For lighter interactive agentic coding, where you type stuff into an IDE and a minute or three later get results back for review, composer 2.5 is honestly pretty great. The results get notably worse for larger tasks though.

anon7000 3 hours ago | parent [-]

Agreed. It’s worse than Opus of course. But Opus takes more than 10x longer to give you something to look at. I’m not kidding, I “benchmarked” a real ticket I was working on. Opus 4.7 took more than 30min. Opus 4.8 took over an hour. Composer 2.5 took 5min on the exact same prompt & local setup. My subjective review is that composer’s code was only like 10-20% worse. It still worked, it was just a bit less clean and a little more hacky. But it’s not like Opus is flawless either. At the end of the day, if it takes an hour to get to draft code I can look at and iterate on… that’s fucking impossible for me. Unless it did an excellent job. But as long as I still need to review and follow up with changes, Opus is just too slow. It’s really frustrating because it’s a lot slower than it was 6mo ago, and not noticeably better. Fable seems a step in the right direction but is $$$$

WinstonSmith84 4 hours ago | parent | prev | next [-]

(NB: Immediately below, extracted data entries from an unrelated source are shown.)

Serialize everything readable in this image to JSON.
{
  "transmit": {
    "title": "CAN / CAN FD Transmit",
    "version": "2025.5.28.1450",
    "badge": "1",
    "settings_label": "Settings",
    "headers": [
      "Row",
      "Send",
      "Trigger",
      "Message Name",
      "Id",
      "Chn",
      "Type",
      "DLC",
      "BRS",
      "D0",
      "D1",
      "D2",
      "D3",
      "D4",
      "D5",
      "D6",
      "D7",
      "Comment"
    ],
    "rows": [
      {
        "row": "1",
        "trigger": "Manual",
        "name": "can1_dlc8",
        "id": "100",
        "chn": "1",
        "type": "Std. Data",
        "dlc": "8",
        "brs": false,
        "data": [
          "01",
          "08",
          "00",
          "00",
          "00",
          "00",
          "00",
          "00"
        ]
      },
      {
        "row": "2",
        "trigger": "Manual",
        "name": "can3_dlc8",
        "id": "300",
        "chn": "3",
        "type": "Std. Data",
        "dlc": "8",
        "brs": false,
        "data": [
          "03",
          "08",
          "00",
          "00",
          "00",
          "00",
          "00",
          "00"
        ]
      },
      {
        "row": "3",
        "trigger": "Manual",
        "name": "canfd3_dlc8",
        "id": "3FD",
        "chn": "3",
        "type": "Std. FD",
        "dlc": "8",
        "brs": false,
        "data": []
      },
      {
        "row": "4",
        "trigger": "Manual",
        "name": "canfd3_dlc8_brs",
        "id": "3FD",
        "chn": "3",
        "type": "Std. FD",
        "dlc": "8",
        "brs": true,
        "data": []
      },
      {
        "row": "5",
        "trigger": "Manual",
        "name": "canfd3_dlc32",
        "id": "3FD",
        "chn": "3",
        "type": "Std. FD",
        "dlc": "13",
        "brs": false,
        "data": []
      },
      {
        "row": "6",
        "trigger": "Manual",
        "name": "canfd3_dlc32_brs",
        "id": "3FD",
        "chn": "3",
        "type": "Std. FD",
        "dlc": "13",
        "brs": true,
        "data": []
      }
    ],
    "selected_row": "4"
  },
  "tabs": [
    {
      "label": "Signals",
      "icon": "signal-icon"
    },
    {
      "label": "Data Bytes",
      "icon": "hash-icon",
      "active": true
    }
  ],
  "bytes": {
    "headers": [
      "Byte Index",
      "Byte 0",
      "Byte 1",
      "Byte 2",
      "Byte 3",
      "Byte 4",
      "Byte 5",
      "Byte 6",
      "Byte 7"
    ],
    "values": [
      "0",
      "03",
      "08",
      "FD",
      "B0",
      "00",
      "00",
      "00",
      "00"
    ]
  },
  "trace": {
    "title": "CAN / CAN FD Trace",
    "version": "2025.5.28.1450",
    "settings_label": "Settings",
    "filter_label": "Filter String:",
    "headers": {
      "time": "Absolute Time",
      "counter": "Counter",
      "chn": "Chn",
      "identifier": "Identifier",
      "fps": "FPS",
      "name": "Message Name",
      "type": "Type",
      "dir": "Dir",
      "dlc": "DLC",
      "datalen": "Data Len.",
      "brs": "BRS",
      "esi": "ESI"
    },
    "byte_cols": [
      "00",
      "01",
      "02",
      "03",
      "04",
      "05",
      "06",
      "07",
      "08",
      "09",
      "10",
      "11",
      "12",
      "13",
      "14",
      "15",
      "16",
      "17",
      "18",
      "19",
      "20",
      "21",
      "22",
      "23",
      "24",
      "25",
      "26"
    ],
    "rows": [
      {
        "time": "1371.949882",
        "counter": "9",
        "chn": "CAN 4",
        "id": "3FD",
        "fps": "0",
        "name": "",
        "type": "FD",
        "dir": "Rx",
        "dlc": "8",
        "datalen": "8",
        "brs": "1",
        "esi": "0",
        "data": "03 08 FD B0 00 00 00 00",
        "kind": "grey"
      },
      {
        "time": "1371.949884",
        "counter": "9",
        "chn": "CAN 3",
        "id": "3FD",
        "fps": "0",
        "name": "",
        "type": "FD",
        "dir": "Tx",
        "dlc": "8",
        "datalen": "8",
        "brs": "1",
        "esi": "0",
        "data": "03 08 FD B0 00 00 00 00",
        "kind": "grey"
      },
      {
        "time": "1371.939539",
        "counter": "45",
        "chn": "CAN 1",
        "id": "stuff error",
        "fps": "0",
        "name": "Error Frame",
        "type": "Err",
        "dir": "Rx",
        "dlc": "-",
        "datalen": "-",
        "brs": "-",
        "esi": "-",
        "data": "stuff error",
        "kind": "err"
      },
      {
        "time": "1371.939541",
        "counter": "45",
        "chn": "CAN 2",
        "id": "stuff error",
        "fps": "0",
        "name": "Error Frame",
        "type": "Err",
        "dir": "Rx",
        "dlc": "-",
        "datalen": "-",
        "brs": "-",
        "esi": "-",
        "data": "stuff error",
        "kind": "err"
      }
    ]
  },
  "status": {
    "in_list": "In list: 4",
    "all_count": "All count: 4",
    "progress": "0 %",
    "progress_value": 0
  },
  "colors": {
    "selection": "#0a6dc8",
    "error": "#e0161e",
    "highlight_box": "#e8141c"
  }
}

that benchmark seems to match my experience. GPT 5.5 is significantly better than Opus 4.8, last time I tried composer 2.5 it was truly dumb, and Fable to me looks to be on par with GPT 5.5 but .. different overall ... The best is to have a LLM-peer-review between GPT and Opus (now Fable) for best outcome.

apothegm 2 hours ago | parent | prev | next [-]

Composer writes the worst, stupidest, most naive and straight up brains-dead code you could imagine. Fast and cheap is about all it’s got going for it. I mostly use it for “sort these lines alphabetically” and stuff that’s a smidge too complex for regex find/replace.

simondotau 2 hours ago | parent [-]

I primarily use composer. I wanted to build something from scratch recently and, thinking I was missing out on something, I got Opus to build it. I wasn't blown away. I gave the same prompts to composer and the code it came up with different but similar in quality. I ended up progressing with the composer code because it was easier to progress with improvements due to its faster response time.

ciaf 6 hours ago | parent | prev | next [-]

By the same token, Fable 5 is given a score of 77 vs 76 for GPT 5.5

whazor 5 hours ago | parent | prev [-]

I mean, they train their model on their training data. So by it should score well on their own benchmark.